İki yıl... Tam tamına acıyla, hasretle geçen, vicdanının yangınıyla kavrulduğu iki yıl... O kadar uzun, o kadar tarifsizdi ki sevdiği adamın yokluğuyla savaştığı o günleri düşünürken bile saatler geçmişti. Fakat Asena bu anıları düşünerek geçirdiği saatlerin farkında değildi.

Askeriyedeki odasına gireli iki gün olmuş, bu sürede kimseyle görüşmemiş, konuşmamış ve kendisiyle baş başa kalmıştı. Zaten durumun hassasiyetini bilen hiçbir arkadaşı yada komutanı da onu görmek için acele etmemiş, biraz kendiyle kalmasına izin vermişti. Asena gözlerini yeniden aralayıp yavaş yavaş aydınlanan gökyüzüne bakarken acılarının üstüne bir örtü çekiyor ve asıl konuya odaklanmaya çalışıyordu.

Fırat Binbaşı iki yıl önce nasıl ölmemişti ve Fırat Binbaşı bu iki yıl boyunca nerede, ne yapmıştı?
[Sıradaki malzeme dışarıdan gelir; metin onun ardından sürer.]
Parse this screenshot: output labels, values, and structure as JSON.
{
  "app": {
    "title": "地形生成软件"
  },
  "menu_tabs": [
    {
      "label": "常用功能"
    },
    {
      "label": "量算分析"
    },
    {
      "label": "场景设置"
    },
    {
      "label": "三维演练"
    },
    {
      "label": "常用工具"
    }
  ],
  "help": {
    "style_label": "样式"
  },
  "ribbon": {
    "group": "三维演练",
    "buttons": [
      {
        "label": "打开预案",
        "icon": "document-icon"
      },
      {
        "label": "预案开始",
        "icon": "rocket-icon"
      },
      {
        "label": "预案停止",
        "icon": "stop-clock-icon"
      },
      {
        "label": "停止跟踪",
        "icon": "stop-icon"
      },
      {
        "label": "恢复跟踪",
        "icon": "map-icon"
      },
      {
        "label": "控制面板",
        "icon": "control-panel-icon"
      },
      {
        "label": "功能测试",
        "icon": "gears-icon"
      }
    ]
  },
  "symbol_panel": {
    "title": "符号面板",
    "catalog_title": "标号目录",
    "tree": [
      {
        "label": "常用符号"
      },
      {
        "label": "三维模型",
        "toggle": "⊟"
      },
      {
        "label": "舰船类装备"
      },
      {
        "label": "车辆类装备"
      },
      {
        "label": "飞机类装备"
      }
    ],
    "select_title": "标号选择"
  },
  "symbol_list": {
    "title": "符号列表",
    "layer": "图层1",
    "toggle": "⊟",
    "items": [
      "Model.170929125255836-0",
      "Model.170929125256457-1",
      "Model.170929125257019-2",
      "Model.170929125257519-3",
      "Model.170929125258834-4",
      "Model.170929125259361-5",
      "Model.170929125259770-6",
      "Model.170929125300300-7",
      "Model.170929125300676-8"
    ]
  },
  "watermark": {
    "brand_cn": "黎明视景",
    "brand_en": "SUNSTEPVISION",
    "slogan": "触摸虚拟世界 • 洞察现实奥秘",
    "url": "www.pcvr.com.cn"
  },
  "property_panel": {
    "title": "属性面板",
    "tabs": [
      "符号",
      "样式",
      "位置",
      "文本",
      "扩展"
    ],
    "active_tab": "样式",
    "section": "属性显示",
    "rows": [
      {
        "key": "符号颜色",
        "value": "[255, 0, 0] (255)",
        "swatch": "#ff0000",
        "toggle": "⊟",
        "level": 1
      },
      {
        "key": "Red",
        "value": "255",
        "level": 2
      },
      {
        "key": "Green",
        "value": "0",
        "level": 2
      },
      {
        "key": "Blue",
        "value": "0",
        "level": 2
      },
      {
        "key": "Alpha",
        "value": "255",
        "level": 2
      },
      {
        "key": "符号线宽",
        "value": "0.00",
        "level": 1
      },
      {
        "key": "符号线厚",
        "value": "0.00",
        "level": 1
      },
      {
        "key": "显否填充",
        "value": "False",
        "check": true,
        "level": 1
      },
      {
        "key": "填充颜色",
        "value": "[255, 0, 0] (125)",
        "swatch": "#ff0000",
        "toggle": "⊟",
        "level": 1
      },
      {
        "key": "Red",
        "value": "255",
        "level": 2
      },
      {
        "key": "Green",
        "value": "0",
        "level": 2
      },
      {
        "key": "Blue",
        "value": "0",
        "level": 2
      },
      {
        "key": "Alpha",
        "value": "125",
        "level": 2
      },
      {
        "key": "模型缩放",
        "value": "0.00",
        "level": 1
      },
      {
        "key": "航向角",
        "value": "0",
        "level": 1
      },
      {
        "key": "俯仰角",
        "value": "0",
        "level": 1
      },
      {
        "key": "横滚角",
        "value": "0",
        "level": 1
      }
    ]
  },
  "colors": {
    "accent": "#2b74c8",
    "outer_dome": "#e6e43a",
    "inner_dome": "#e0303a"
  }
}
Odasındaki aynanın karşısına geçip yansımasına bakarken gözaltlarındaki mor halkaların, teninin bembeyaz oluşunun farkındaydı. Yüzündeki bu ifadenin halk arasındaki tabirine 'hortlak görmüş gibi' denmesi ise hayatın en büyük şakası olmalı diye düşünürken üstünü düzeltti, saçını yeniden topladı ve olabildiğince normal görünmeye çalışarak kapıya yöneldi.
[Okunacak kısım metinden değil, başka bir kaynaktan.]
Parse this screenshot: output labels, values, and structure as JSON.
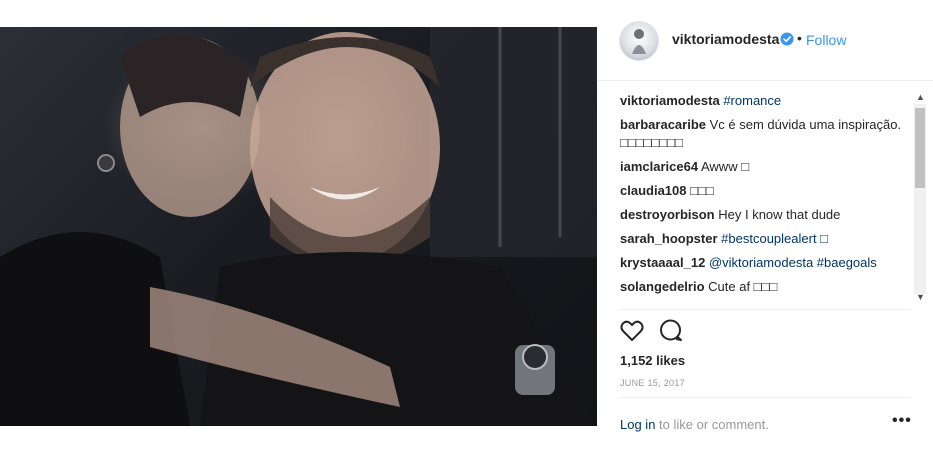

Günler sonra odasından çıkıp, merak ettiği her sorunun cevabını alabilmek adına Halil Albay'ın odasına geldiğinde kapıdaki askere donuk bir ifadeyle bakmıştı.

"Komutan odasında mı?"

"Komutanım odasında değil, komutanım!" Cevabıyla kaşları hafifçe çatılırken

"Nerede?" Diye ikinci sorusunu yöneltti.

"Yıldırım Timiyle birlikte gazinodalar komutanım." Az evvel çatılan kaşları şimdi havaya kalkmış, asker ise gözlerini onun gözlerinden anında kaçırmıştı. Asena arkasını dönüp, seri adımlarla gazinoya ilerlerken bir yandan da sakin olmaya çalışıyordu.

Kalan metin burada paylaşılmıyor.